Ekonomik büyüme ve istihdam
Bu hafta açıklanan verilerle 2023 yılı istihdam piyasasına ilişkin gelişmeleri gördük. Hükümet yetkilileri, toplam istihdamın 32 milyona ulaşmasının ve işsizlik oranının %8,8’e gerilemesinin ekonomik programda hedeflenenden de öte iyi gelişmeler olduğunu vurgulayan açıklamalar yaptı. Peki, istihdam piyasası gerçekten de ekonomik programın meyvelerini aldığımız bir çıktı mı oldu, gelin bunu değerlendirelim.
Öncelikle son 3 yılda uygulanan ekonomi programlarını hatırlayalım. 2021 sonbaharında para politikasında faiz oranlarını düşürme kararı alınmıştı. Düşük faiz politikasıyla hükümetin hedeflediği, firmaların borçlanma maliyetini azaltmak ve böylece bir yandan enflasyonu düşürmek, diğer yandan da ekonomik aktiviteyi desteklemek, ihracatı artırmak ve cari fazla vermekti. Kulağa oldukça hoş gelen bu hedeflerin ekonomik büyüme dışındaki çıktılarının, özellikle kur, enflasyon, cari açık ve finansal risk göstergeler üzerinde, sürdürülemez olduğunu yaşayarak tecrübe ettik.
Peki, 2022-23 yıllarında yıllık ortalama %5 civarına ulaşan yüksek ekonomik büyüme, ne kadar istihdam yarattı?
Son 2 yılda Türkiye’de istihdam artışı yıllık ortalama %4,2 oldu. Bu oran yüksek olmakla beraber ekonomik büyüme oranının altında kaldı. Yani ekonomik büyümenin istihdam yaratma kapasitesi sınırlı oldu. Bu sebeple atıl işgücü de 2023 yılsonunda %25 gibi çok yüksek bir düzeye çıktı.

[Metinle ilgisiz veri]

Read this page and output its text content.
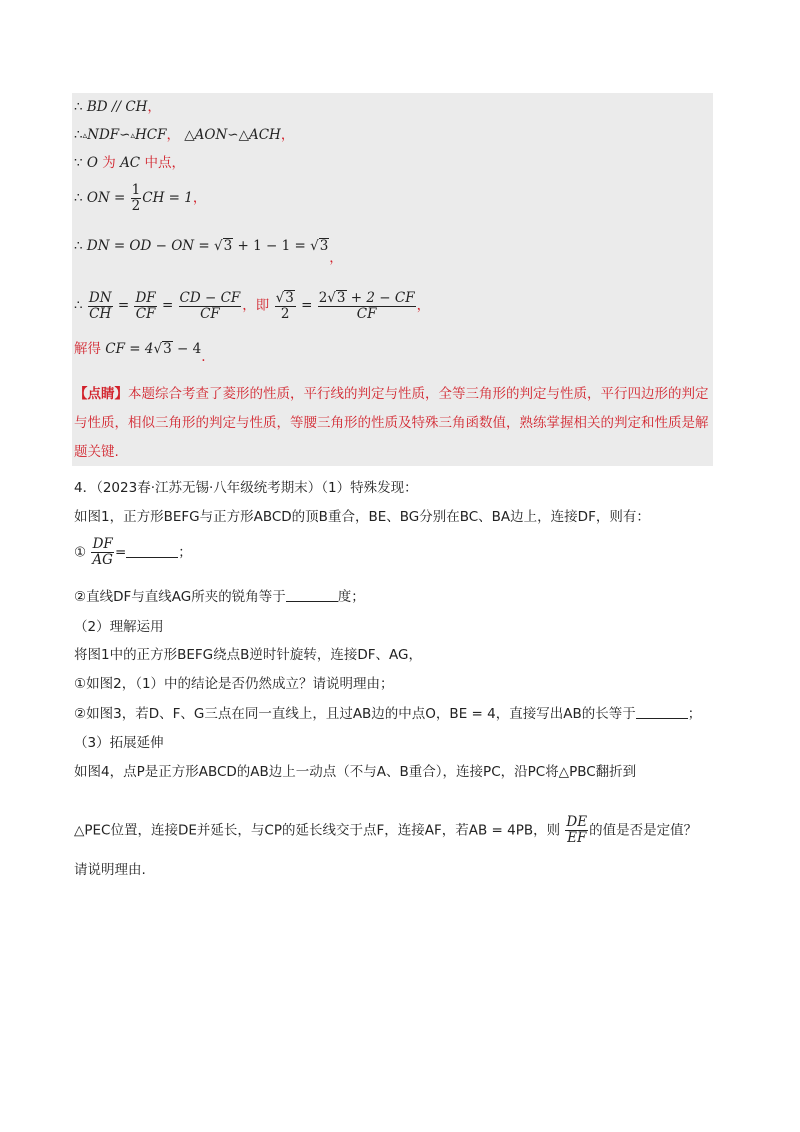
∴ BD // CH，
∴▵NDF∽▵HCF， △AON∽△ACH，
∵ O 为 AC 中点，
∴ ON = $\frac{1}{2}$ CH = 1，
∴ DN = OD − ON = √3 + 1 − 1 = √3，
∴ $\frac{DN}{CH} = \frac{DF}{CF} = \frac{CD - CF}{CF}$ ，即 $\frac{√3}{2} = \frac{2√3 + 2 - CF}{CF}$ ，
解得 CF = 4√3 − 4.
【点睛】本题综合考查了菱形的性质，平行线的判定与性质，全等三角形的判定与性质，平行四边形的判定与性质，相似三角形的判定与性质，等腰三角形的性质及特殊三角函数值，熟练掌握相关的判定和性质是解题关键.
4．（2023春·江苏无锡·八年级统考期末）（1）特殊发现：
如图1，正方形BEFG与正方形ABCD的顶B重合，BE、BG分别在BC、BA边上，连接DF，则有：
① $\frac{DF}{AG}$ =	；
②直线DF与直线AG所夹的锐角等于	度；
（2）理解运用
将图1中的正方形BEFG绕点B逆时针旋转，连接DF、AG，
①如图2，（1）中的结论是否仍然成立？请说明理由；
②如图3，若D、F、G三点在同一直线上，且过AB边的中点O，BE = 4，直接写出AB的长等于	；
（3）拓展延伸
如图4，点P是正方形ABCD的AB边上一动点（不与A、B重合），连接PC，沿PC将△PBC翻折到
△PEC位置，连接DE并延长，与CP的延长线交于点F，连接AF，若AB = 4PB，则 $\frac{DE}{EF}$ 的值是否是定值？
请说明理由.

OECD genelinde karşılaştıracak olursak, 2023 yılında Türkiye’nin en yüksek 2. ekonomik büyüme oranına sahip olması bekleniyor. Ancak buna rağmen toplam istihdam oranımız bölge genelindeki en düşük 2. oran (Grafik 1) Bunun yanı sıra bölge genelindeki en yüksek enflasyon oranına sahip ülke de yine Türkiye oldu. Özetle ekonomik büyüme için yüklenilen enflasyon yeterince istihdam yaratamadı. İşgücü piyasasındaki sorunlar yapısal. Kadınların işgücüne sınırlı katılımı, işgücünün niteliği, istihdam piyasasında çalışma koşulları ve istihdam üzerindeki yükler ile gelir yapısı bu sorunların başında geliyor. Ancak yapısal bu sorunların üzerine 2024-25 yılında konjonktürel sorunlar da eklenecek. Bunlarda ilki ekonomik büyümenin yavaşlayacak olmasıdır. Yavaşlayan ekonomiyle beraber ekonomideki istihdam imkânlarının da azalması ve işsizliğin artması beklenir.
Bir diğer konu ise finansmana erişim sorunları ile reel kur politikasının imalat sanayi çalışanları üzerine etkisi olacaktır. Ücretli çalışanların yaklaşık üçte birinin çalıştığı sanayi sektöründe 2023 yılının son çeyreğinden itibaren istihdam kayıpları yaşanıyor. Bu sorunun politikalarda değişim olmaması halinde 2024 yılında artarak devam etmesi olası görünüyor.